Endurance + persistence
Young dogs wake up ready to go, go, go! And they can GO! all day. When we were raising service puppies, I could barely get up from my office chair before the young dog was up, tail wagging, ready for the next adventure – even if it meant we just went to the bathroom. Older dogs generally have less endurance than the younger ones – they often don’t like to play as hard or for as long. The fabulous game of “chase me, I have your favorite toy!” is fun for five minutes to the older dog, not the 45 minutes that it is to the younger dog.
Idea of “what’s fun”
Older dogs can often be happy with strolls around the neighborhood, whereas young dogs often find even 3+ walks a day just absolutely boring! The younger dogs may need 3-hour adventures through the woods, or a 3 mile cross country run. Some older dogs still like to engage in play, but it’s often a different version of play than that of a younger dog. Older dogs sometimes enjoy a low-key version of the “chase and be chased” games, while some younger dogs like a more physical game like “run and jump on heads.”
What to look for
If you’ve got older and younger dogs living together, it’s important to keep your eyes open for the signs that indicate your older dog isn’t happy. Here are some of the more common signs of discomfort or stress:
- Avoidance – the older dog gets up and moves when the younger dog comes into the room. Another sign that your senior dog is avoiding the younger is the subtle head turn. This looks very similar to what people do when they are ignoring another person. The head turns away, the eyes are averted, and there isn’t any acknowledgement that the other is there.
- Withdrawal – the older dog lets go of a toy as soon as the younger dog shows even a slight interest.
- Pain – the older dog yips or whines if the younger dog plays too roughly.
- Snarling, growling – sometimes if the younger dog isn’t getting the message that the older dog wants some space, the older dog must resort to stronger language.
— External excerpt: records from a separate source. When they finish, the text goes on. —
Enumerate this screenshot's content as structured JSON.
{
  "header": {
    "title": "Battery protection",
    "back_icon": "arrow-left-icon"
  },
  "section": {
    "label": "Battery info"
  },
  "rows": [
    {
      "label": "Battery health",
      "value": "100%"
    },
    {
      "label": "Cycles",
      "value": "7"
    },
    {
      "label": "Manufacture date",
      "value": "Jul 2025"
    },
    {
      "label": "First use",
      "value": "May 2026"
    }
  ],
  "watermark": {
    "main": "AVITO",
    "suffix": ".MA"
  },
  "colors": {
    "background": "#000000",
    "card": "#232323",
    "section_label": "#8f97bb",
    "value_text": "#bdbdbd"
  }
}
That’s usually when we hear the snarling, barking, or growling.
What to do
- Provide relief — If your younger dog just won’t leave the older dog alone, set up a baby gate to separate the two dogs. Your older dog needs rest and deserves an undisturbed place to sleep comfortably. A crate works well, too, to contain the younger dog (or the older dog if she’s comfortable in a crate). Another alternative is to keep the younger dog on a leash so you can control his access to the senior. If he can’t reach the senior, he can’t cause her any worry or distress. Do give the younger dogs something to do – a food stuffed toy, playing fetch or tug with you, or even some good manners training will do!
- Protect the older dog — If your senior has any vision or hearing loss, it will be important for you to keep her safe from the younger dog that is growling or showing his teeth. Old dogs can often miss those signals due to hearing or vision loss. I have to gate Schooner in another room when we’re feeding the dogs because Lily likes to check everyone’s bowls after she’s done her dinner. She can’t hear Schooner’s polite, but serious warning growl because she’s losing her hearing.
- No bullying — It’s unfair to the older dog to expect them to “put the younger dog in his place.” Many dogs will suffer in silence instead of correcting the younger, out-of-line dog. Would you expect your great-grandmother to put your grandkids “in their place” or would you instead speak to the kids and modify their behavior so they didn’t bug poor great-grandma? Hopefully, you’d get a handle on the kids fairly quickly so great-grandma could enjoy her time with them instead of counting the minutes until they were gone. If your older dog won’t stand up for herself, the responsibility is on your shoulders to curtail the younger dog’s actions and access to the older dog.
I think having multiple dogs is the greatest thing about living with dogs. I cherish every minute I have with my oldsters and I love the levity and laughter that the young dog brings to the household. I am always aware, though, of the happiness quotient over the old guys and girls. They’ve lived long, good lives – the old dogs deserve to spend their senior lives comfortable and happy.